Looking for similar sequences manually is a tedious, time-intensive process which can involve transcription errors. As an alternative, Viel discussed using regular expressions in SAS to look for matching sequences, allowing for one mismatching character such as a single nucleotide substitution in a strand. He then introduced a SAS macro to call BLAST, a sequence similarity tool from NCBI which can be downloaded or used interactively on the web. NCBI’s website defines the tool as follows: “The Basic Local Alignment Search Tool (BLAST) finds regions of local similarity between sequences. The program compares nucleotide or protein sequences to sequence databases and calculates the statistical significance of matches.” Viel also described how to set up BLAST for Windows PC and configure the necessary environmental variables for the program to run successfully.

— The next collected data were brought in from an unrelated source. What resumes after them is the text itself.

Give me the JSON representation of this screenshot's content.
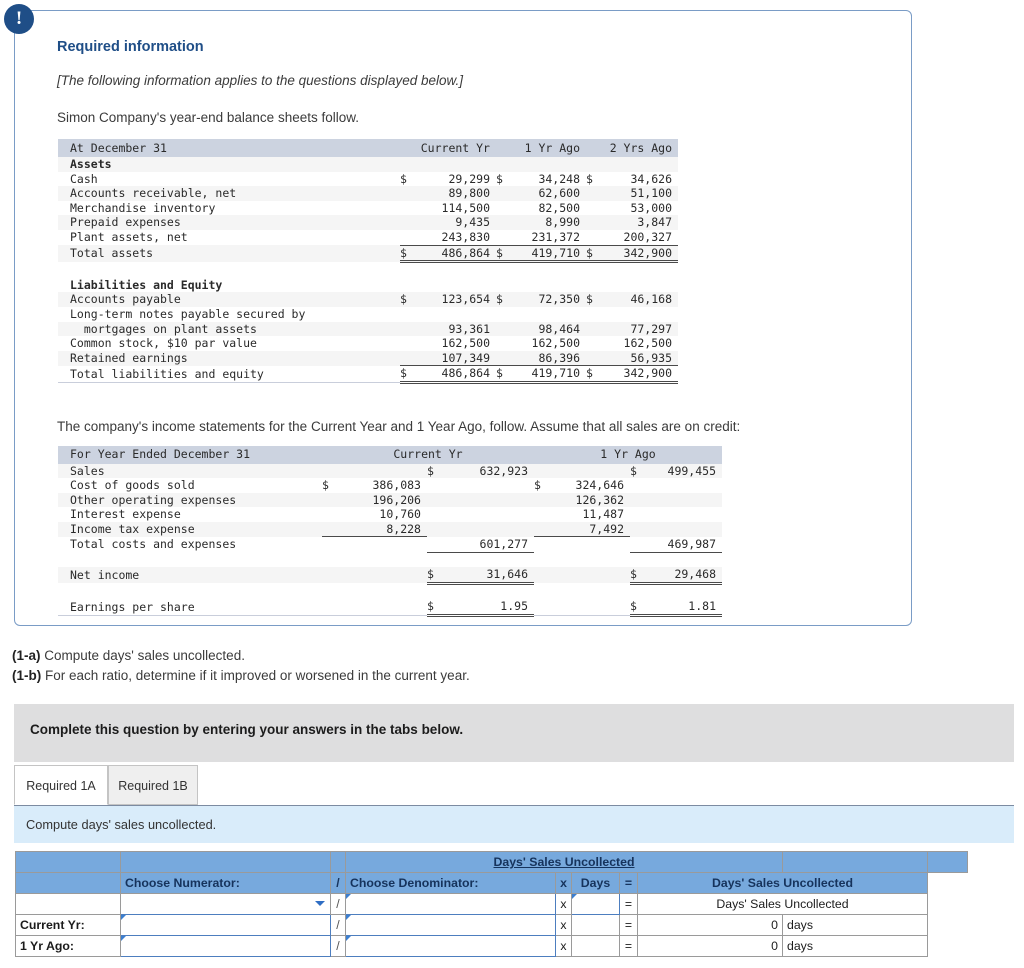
{
  "alert": {
    "icon": "exclamation-icon",
    "glyph": "!"
  },
  "required_info": {
    "title": "Required information",
    "note": "[The following information applies to the questions displayed below.]",
    "intro_balance": "Simon Company's year-end balance sheets follow.",
    "intro_income": "The company's income statements for the Current Year and 1 Year Ago, follow. Assume that all sales are on credit:"
  },
  "balance_sheet": {
    "header": [
      "At December 31",
      "Current Yr",
      "1 Yr Ago",
      "2 Yrs Ago"
    ],
    "sections": [
      {
        "label": "Assets",
        "bold": true
      },
      {
        "label": "Cash",
        "values": [
          "29,299",
          "34,248",
          "34,626"
        ],
        "dollar": true
      },
      {
        "label": "Accounts receivable, net",
        "values": [
          "89,800",
          "62,600",
          "51,100"
        ]
      },
      {
        "label": "Merchandise inventory",
        "values": [
          "114,500",
          "82,500",
          "53,000"
        ]
      },
      {
        "label": "Prepaid expenses",
        "values": [
          "9,435",
          "8,990",
          "3,847"
        ]
      },
      {
        "label": "Plant assets, net",
        "values": [
          "243,830",
          "231,372",
          "200,327"
        ],
        "underline": true
      },
      {
        "label": "Total assets",
        "values": [
          "486,864",
          "419,710",
          "342,900"
        ],
        "dollar": true,
        "double": true
      },
      {
        "label": "Liabilities and Equity",
        "bold": true
      },
      {
        "label": "Accounts payable",
        "values": [
          "123,654",
          "72,350",
          "46,168"
        ],
        "dollar": true
      },
      {
        "label": "Long-term notes payable secured by",
        "values": [
          "",
          "",
          ""
        ]
      },
      {
        "label": "  mortgages on plant assets",
        "values": [
          "93,361",
          "98,464",
          "77,297"
        ]
      },
      {
        "label": "Common stock, $10 par value",
        "values": [
          "162,500",
          "162,500",
          "162,500"
        ]
      },
      {
        "label": "Retained earnings",
        "values": [
          "107,349",
          "86,396",
          "56,935"
        ],
        "underline": true
      },
      {
        "label": "Total liabilities and equity",
        "values": [
          "486,864",
          "419,710",
          "342,900"
        ],
        "dollar": true,
        "double": true
      }
    ]
  },
  "income_statement": {
    "header": [
      "For Year Ended December 31",
      "Current Yr",
      "1 Yr Ago"
    ],
    "rows": [
      {
        "label": "Sales",
        "cy_sub": "",
        "cy_tot": "632,923",
        "cy_dollar_tot": true,
        "pa_sub": "",
        "pa_tot": "499,455",
        "pa_dollar_tot": true
      },
      {
        "label": "Cost of goods sold",
        "cy_sub": "386,083",
        "cy_dollar_sub": true,
        "cy_tot": "",
        "pa_sub": "324,646",
        "pa_dollar_sub": true,
        "pa_tot": ""
      },
      {
        "label": "Other operating expenses",
        "cy_sub": "196,206",
        "cy_tot": "",
        "pa_sub": "126,362",
        "pa_tot": ""
      },
      {
        "label": "Interest expense",
        "cy_sub": "10,760",
        "cy_tot": "",
        "pa_sub": "11,487",
        "pa_tot": ""
      },
      {
        "label": "Income tax expense",
        "cy_sub": "8,228",
        "cy_tot": "",
        "pa_sub": "7,492",
        "pa_tot": "",
        "underline_sub": true
      },
      {
        "label": "Total costs and expenses",
        "cy_sub": "",
        "cy_tot": "601,277",
        "pa_sub": "",
        "pa_tot": "469,987",
        "underline_tot": true
      },
      {
        "label": "Net income",
        "cy_sub": "",
        "cy_tot": "31,646",
        "cy_dollar_tot": true,
        "pa_sub": "",
        "pa_tot": "29,468",
        "pa_dollar_tot": true,
        "double_tot": true
      },
      {
        "label": "Earnings per share",
        "cy_sub": "",
        "cy_tot": "1.95",
        "cy_dollar_tot": true,
        "pa_sub": "",
        "pa_tot": "1.81",
        "pa_dollar_tot": true,
        "double_tot": true
      }
    ]
  },
  "questions": [
    {
      "num": "(1-a)",
      "text": " Compute days' sales uncollected."
    },
    {
      "num": "(1-b)",
      "text": " For each ratio, determine if it improved or worsened in the current year."
    }
  ],
  "instruction_bar": {
    "text": "Complete this question by entering your answers in the tabs below."
  },
  "tabs": [
    {
      "label": "Required 1A",
      "active": true
    },
    {
      "label": "Required 1B",
      "active": false
    }
  ],
  "tab_subtitle": "Compute days' sales uncollected.",
  "answer_table": {
    "title": "Days' Sales Uncollected",
    "columns": {
      "blank": "",
      "numerator": "Choose Numerator:",
      "slash": "/",
      "denominator": "Choose Denominator:",
      "times": "x",
      "days": "Days",
      "equals": "=",
      "result": "Days' Sales Uncollected"
    },
    "rows": [
      {
        "label": "",
        "numerator_value": "",
        "numerator_placeholder": "",
        "slash": "/",
        "denominator_value": "",
        "times": "x",
        "days_value": "",
        "equals": "=",
        "result": "Days' Sales Uncollected",
        "unit": "",
        "is_select_row": true
      },
      {
        "label": "Current Yr:",
        "numerator_value": "",
        "slash": "/",
        "denominator_value": "",
        "times": "x",
        "days_value": "",
        "equals": "=",
        "result": "0",
        "unit": "days",
        "is_select_row": false
      },
      {
        "label": "1 Yr Ago:",
        "numerator_value": "",
        "slash": "/",
        "denominator_value": "",
        "times": "x",
        "days_value": "",
        "equals": "=",
        "result": "0",
        "unit": "days",
        "is_select_row": false
      }
    ]
  },
  "colors": {
    "panel_border": "#7a9cc6",
    "badge": "#1f4e87",
    "heading": "#1f4e87",
    "table_header_bg": "#ccd3e0",
    "gray_bar": "#dededf",
    "blue_bar": "#d9ecfa",
    "grid_header": "#77a9dd"
  }
}
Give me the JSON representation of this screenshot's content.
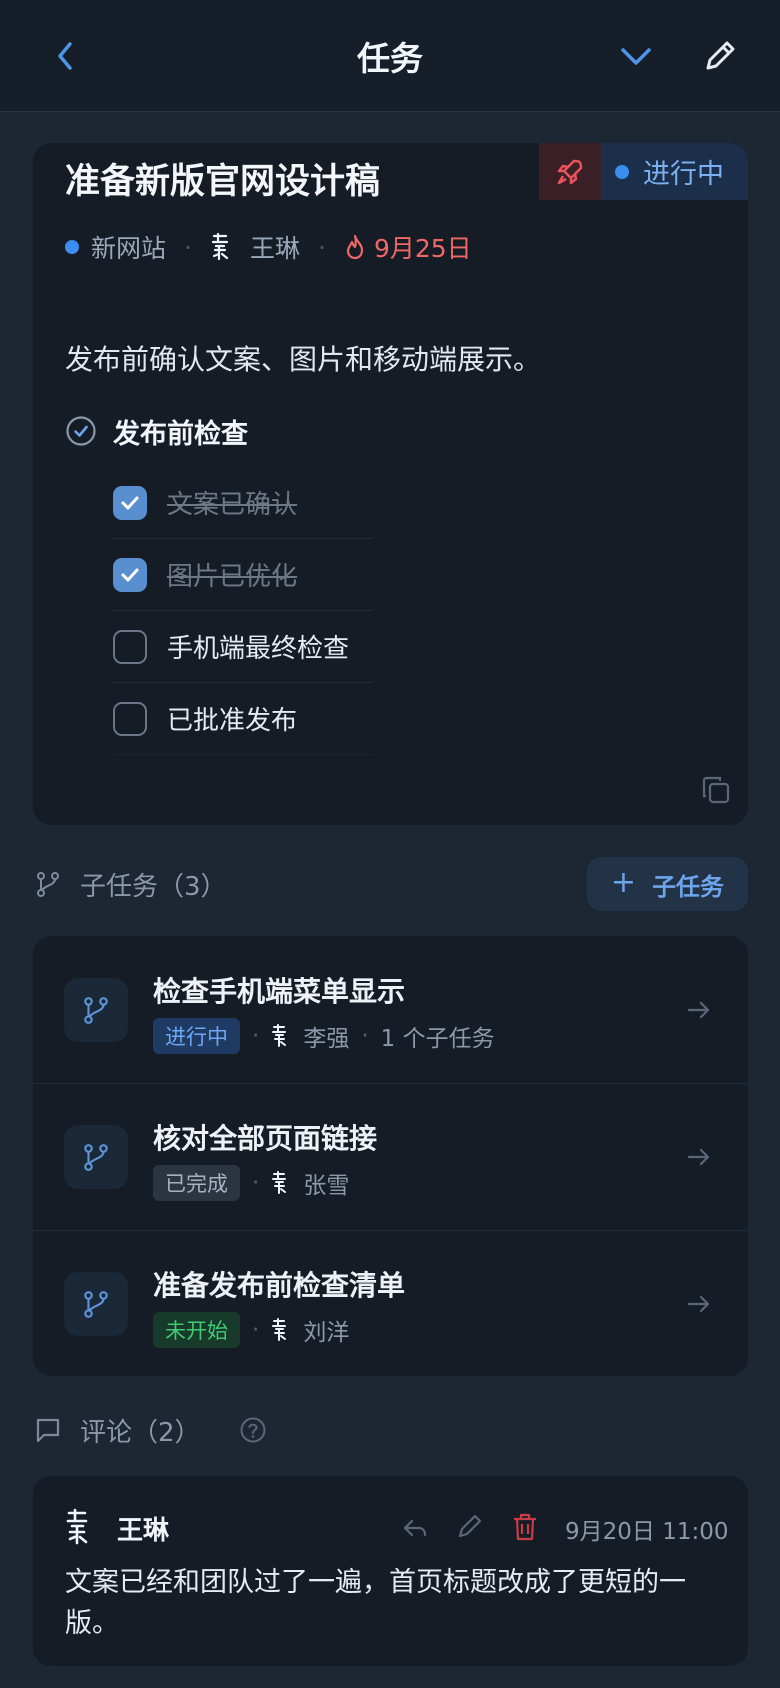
{
  "header": {
    "title": "任务"
  },
  "task": {
    "title": "准备新版官网设计稿",
    "status": "进行中",
    "project": "新网站",
    "assignee": "王琳",
    "due": "9月25日",
    "description": "发布前确认文案、图片和移动端展示。",
    "checklist": {
      "title": "发布前检查",
      "items": [
        {
          "label": "文案已确认",
          "checked": true
        },
        {
          "label": "图片已优化",
          "checked": true
        },
        {
          "label": "手机端最终检查",
          "checked": false
        },
        {
          "label": "已批准发布",
          "checked": false
        }
      ]
    }
  },
  "subtasks": {
    "title": "子任务（3）",
    "add_label": "子任务",
    "items": [
      {
        "name": "检查手机端菜单显示",
        "status": "进行中",
        "assignee": "李强",
        "extra": "1 个子任务"
      },
      {
        "name": "核对全部页面链接",
        "status": "已完成",
        "assignee": "张雪"
      },
      {
        "name": "准备发布前检查清单",
        "status": "未开始",
        "assignee": "刘洋"
      }
    ]
  },
  "comments": {
    "title": "评论（2）",
    "items": [
      {
        "author": "王琳",
        "time": "9月20日 11:00",
        "body": "文案已经和团队过了一遍，首页标题改成了更短的一版。"
      }
    ]
  },
  "colors": {
    "accent": "#3d8cf0",
    "danger": "#f06767",
    "success": "#3ecb72"
  }
}
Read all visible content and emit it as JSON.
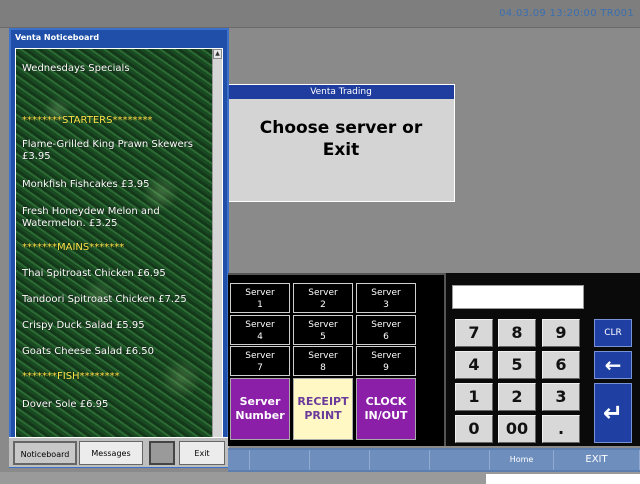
{
  "header": {
    "datetime": "04.03.09  13:20:00  TR001"
  },
  "noticeboard": {
    "title": "Venta Noticeboard",
    "lines": [
      "Wednesdays Specials",
      "********STARTERS********",
      "Flame-Grilled King Prawn Skewers £3.95",
      "Monkfish Fishcakes £3.95",
      "Fresh Honeydew Melon and Watermelon. £3.25",
      "*******MAINS*******",
      "Thai Spitroast Chicken £6.95",
      "Tandoori Spitroast Chicken £7.25",
      "Crispy Duck Salad £5.95",
      "Goats Cheese Salad £6.50",
      "*******FISH********",
      "Dover Sole £6.95"
    ],
    "tabs": {
      "noticeboard": "Noticeboard",
      "messages": "Messages",
      "exit": "Exit"
    }
  },
  "dialog": {
    "title": "Venta Trading",
    "message": "Choose server or Exit"
  },
  "servers": [
    {
      "l1": "Server",
      "l2": "1"
    },
    {
      "l1": "Server",
      "l2": "2"
    },
    {
      "l1": "Server",
      "l2": "3"
    },
    {
      "l1": "Server",
      "l2": "4"
    },
    {
      "l1": "Server",
      "l2": "5"
    },
    {
      "l1": "Server",
      "l2": "6"
    },
    {
      "l1": "Server",
      "l2": "7"
    },
    {
      "l1": "Server",
      "l2": "8"
    },
    {
      "l1": "Server",
      "l2": "9"
    }
  ],
  "actions": {
    "server_number": {
      "l1": "Server",
      "l2": "Number"
    },
    "receipt_print": {
      "l1": "RECEIPT",
      "l2": "PRINT"
    },
    "clock": {
      "l1": "CLOCK",
      "l2": "IN/OUT"
    }
  },
  "numpad": {
    "display": "",
    "keys": [
      "7",
      "8",
      "9",
      "4",
      "5",
      "6",
      "1",
      "2",
      "3",
      "0",
      "00",
      "."
    ],
    "clr": "CLR",
    "back_icon": "←",
    "enter_icon": "↵"
  },
  "statusbar": {
    "home": "Home",
    "exit": "EXIT"
  },
  "colors": {
    "accent_blue": "#1f3fa3",
    "server_number_bg": "#8b1fa8",
    "receipt_bg": "#fff8c4",
    "clock_bg": "#8b1fa8",
    "board_text_yellow": "#ffe94a"
  }
}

Following Viel’s presentation, Vinodh Paida of Accenture/Octagon shared “Data Edit Checks Integration Using ODS Tagset”, applicable to SAS versions 9.1.3 or higher. Although the paper was written specifically with regard to clinical trials data and reporting, it can generalize easily to other types of data and domains. First Paida summarized five types of commonly encountered data issues centering around invalid dates and missing data in clinical trials: partial dosing start and stop dates (checked for with the length function), future dates, subject with final summary data but missing stop date, adverse events with missing terms, and lab data with missing units but available results.
His SAS code contained blocks of edit checks for each scenario, followed by a macro to create a multi-sheet Excel workbook including a TOC listing with the selected edit checks, along with corresponding descriptions and sheet names. Problem records for each edit check are then output in different sheets of the workbook. The code is flexible to allow the user to select which edit checks to output to Excel. This presentation reminded me of an earlier HASUG presentation which inspired my post on how to create a data dictionary in Excel.